Before screening, couples in which both parents were Tay-Sachs carriers “almost always stopped having children after they had one child with Tay-Sachs, for fear of having another,” Ruth Schwartz Cowan wrote it in her book “Heredity and Hope: The Case for Genetic Screening.”

But with screening, Tay-Sachs could be detected before birth, and “carrier couples felt encouraged to have children,” she wrote. …

Romer and others involved with this issue stress the importance of screening interfaith couples, too. Non-Jews may also benefit from pre-conception screening for Tay-Sachs and other diseases. Some research indicates, for example, that Louisiana Cajuns, French Canadians and individuals with Irish lineage may also have an elevated incidence of Tay-Sachs.

Scientific progress means that Jews can now be screened for over 200 diseases with an at-home, mail-in test offered by JScreen. The four-year-old nonprofit affiliated with Emory University’s Department of Human Genetics has screened thousands of people, and the subsidized fee for the test — about $150 — includes genetic counseling.

While some genetic tests are standard doctor’s office procedure for pregnant women or couples trying to get pregnant with a doctor’s help, JScreen aims for pre-conception screening. The test includes diseases common in those with Ashkenazi, Sephardi, and Mizrahi backgrounds as well as general population diseases, making it relevant for Jewish couples and interfaith couples.

… In Cowan’s book, she mentions a chart prepared by Dr. Kaback reporting on 30 years of screening: 1.3 million people screened, 48,000 carriers detected, 1,350 carrier couples detected, 3,146 pregnancies monitored.

“Kaback and his colleagues could well have stopped there,” she wrote. “But they did not. There is one more figure, the one that matters most and that goes the furthest in explaining why Ashkenazi Jews accept carrier screening… after monitoring with pre-natal diagnosis, 2,466 ‘unaffected offspring’ were born” to parents who were both Tay-Sachs carriers.
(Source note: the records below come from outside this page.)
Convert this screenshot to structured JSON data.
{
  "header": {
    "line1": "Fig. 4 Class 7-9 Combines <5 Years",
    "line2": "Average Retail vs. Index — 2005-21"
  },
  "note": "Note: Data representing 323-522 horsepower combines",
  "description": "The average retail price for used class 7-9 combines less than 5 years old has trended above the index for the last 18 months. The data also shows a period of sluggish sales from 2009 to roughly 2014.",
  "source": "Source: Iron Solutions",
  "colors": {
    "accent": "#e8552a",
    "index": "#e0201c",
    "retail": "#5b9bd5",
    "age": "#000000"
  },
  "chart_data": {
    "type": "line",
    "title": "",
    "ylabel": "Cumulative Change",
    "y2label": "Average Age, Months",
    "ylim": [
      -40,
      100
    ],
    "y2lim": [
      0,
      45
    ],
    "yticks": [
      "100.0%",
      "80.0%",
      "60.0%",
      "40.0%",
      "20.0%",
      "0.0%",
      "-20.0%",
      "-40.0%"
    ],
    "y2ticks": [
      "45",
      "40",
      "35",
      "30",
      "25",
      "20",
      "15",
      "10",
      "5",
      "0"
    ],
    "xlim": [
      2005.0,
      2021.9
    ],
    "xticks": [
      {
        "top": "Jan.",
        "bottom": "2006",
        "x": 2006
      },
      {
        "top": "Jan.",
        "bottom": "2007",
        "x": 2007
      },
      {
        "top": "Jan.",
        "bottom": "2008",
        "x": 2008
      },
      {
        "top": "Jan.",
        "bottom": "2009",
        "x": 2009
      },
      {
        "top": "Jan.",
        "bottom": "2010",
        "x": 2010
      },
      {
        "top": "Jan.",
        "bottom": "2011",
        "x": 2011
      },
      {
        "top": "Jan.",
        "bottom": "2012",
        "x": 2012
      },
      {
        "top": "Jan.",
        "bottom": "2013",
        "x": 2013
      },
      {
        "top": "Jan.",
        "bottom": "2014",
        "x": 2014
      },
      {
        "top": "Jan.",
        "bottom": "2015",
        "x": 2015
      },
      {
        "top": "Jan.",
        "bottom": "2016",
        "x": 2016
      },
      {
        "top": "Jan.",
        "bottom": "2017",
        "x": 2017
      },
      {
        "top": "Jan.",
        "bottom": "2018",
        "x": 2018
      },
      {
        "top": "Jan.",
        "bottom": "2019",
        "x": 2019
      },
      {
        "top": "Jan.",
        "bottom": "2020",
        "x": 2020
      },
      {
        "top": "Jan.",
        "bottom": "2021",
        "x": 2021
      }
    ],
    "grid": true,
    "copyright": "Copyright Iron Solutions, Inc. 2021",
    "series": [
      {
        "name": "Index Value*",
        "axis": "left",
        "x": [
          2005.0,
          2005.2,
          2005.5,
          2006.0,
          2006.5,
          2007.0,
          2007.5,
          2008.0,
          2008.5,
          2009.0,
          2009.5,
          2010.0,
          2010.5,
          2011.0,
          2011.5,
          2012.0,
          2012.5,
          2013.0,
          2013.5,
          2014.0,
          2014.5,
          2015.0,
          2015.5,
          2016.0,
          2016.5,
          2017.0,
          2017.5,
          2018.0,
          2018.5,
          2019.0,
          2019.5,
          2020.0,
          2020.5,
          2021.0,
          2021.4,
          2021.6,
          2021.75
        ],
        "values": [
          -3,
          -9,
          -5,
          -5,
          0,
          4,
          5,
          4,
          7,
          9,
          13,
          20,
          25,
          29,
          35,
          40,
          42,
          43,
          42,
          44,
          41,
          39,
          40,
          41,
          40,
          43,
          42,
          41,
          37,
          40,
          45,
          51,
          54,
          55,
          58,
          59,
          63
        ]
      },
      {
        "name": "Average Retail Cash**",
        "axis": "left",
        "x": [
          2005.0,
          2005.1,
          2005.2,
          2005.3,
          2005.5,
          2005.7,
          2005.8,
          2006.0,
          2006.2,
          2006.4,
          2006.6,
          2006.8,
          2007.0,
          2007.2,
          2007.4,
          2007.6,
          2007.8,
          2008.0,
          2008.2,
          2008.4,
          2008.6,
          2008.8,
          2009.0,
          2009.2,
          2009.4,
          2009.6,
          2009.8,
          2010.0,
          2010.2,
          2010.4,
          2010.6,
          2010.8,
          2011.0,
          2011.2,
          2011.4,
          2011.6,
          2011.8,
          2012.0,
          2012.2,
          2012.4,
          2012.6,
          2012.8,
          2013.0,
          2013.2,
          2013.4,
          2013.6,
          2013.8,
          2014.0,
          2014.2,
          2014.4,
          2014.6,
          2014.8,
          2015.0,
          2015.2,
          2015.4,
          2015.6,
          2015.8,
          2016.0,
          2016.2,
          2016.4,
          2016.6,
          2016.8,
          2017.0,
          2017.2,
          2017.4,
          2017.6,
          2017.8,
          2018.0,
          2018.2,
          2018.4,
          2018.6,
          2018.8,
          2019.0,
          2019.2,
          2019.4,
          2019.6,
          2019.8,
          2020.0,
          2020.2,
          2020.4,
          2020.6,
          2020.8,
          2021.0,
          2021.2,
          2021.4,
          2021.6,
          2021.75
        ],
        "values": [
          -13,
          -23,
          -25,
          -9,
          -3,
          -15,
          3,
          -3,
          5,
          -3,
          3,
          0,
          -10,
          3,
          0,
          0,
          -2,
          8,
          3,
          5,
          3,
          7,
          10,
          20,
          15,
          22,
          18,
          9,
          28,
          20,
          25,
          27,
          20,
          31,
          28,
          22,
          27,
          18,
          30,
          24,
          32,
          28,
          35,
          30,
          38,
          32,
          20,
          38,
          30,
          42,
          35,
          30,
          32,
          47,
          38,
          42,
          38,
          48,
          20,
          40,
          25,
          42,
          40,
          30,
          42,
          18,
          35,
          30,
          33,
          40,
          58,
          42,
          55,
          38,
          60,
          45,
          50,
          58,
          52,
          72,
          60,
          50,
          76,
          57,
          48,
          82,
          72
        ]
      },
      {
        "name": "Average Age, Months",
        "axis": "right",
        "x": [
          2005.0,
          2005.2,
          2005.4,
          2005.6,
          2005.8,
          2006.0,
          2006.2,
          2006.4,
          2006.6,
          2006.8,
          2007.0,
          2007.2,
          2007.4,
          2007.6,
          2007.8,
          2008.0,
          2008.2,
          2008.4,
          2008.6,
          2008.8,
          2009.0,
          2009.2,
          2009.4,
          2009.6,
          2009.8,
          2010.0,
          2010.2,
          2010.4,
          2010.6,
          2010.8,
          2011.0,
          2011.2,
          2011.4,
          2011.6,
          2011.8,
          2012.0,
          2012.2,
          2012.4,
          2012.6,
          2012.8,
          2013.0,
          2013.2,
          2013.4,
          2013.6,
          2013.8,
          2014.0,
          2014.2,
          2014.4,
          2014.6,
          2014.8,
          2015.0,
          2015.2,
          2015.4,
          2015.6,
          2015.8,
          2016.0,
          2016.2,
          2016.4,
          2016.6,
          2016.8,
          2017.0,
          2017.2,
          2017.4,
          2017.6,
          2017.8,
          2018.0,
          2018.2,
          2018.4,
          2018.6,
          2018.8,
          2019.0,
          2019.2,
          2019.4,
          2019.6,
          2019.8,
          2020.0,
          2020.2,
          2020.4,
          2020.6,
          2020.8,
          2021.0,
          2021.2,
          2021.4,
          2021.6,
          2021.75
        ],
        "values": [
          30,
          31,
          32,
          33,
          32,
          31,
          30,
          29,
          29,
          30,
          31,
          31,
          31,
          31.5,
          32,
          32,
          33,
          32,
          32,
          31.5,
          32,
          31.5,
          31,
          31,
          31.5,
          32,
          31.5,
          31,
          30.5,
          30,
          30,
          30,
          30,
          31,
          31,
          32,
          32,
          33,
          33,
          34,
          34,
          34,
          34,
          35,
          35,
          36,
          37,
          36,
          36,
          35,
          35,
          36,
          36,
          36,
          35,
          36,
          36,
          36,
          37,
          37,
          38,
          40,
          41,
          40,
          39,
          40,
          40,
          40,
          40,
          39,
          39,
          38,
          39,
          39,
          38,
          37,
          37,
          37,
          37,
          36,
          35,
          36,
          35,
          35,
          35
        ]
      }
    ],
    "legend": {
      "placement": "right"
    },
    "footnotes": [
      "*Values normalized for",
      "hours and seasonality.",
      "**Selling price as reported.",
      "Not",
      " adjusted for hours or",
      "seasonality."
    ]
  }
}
On the other hand, this article isn’t wholly financially disinterested, so I dunno …

This article was sponsored by and produced in partnership with JScreen, whose goal of making genetic screening as simple, accessible, and affordable as possible has helped couples across the country have healthy babies. To access testing 24/7, request a kit at JScreen.org or gift a JScreen test as a wedding present. This article was produced by JTA’s native content team.

Is this an example of eugenics?

I could see creating another term like “anti-dysgenics” for programs aimed at countering tragic birth defects like this rather than improving upon okay genes. But, obviously, it’s all pretty blurry. Plus, I’m not aware that term exists.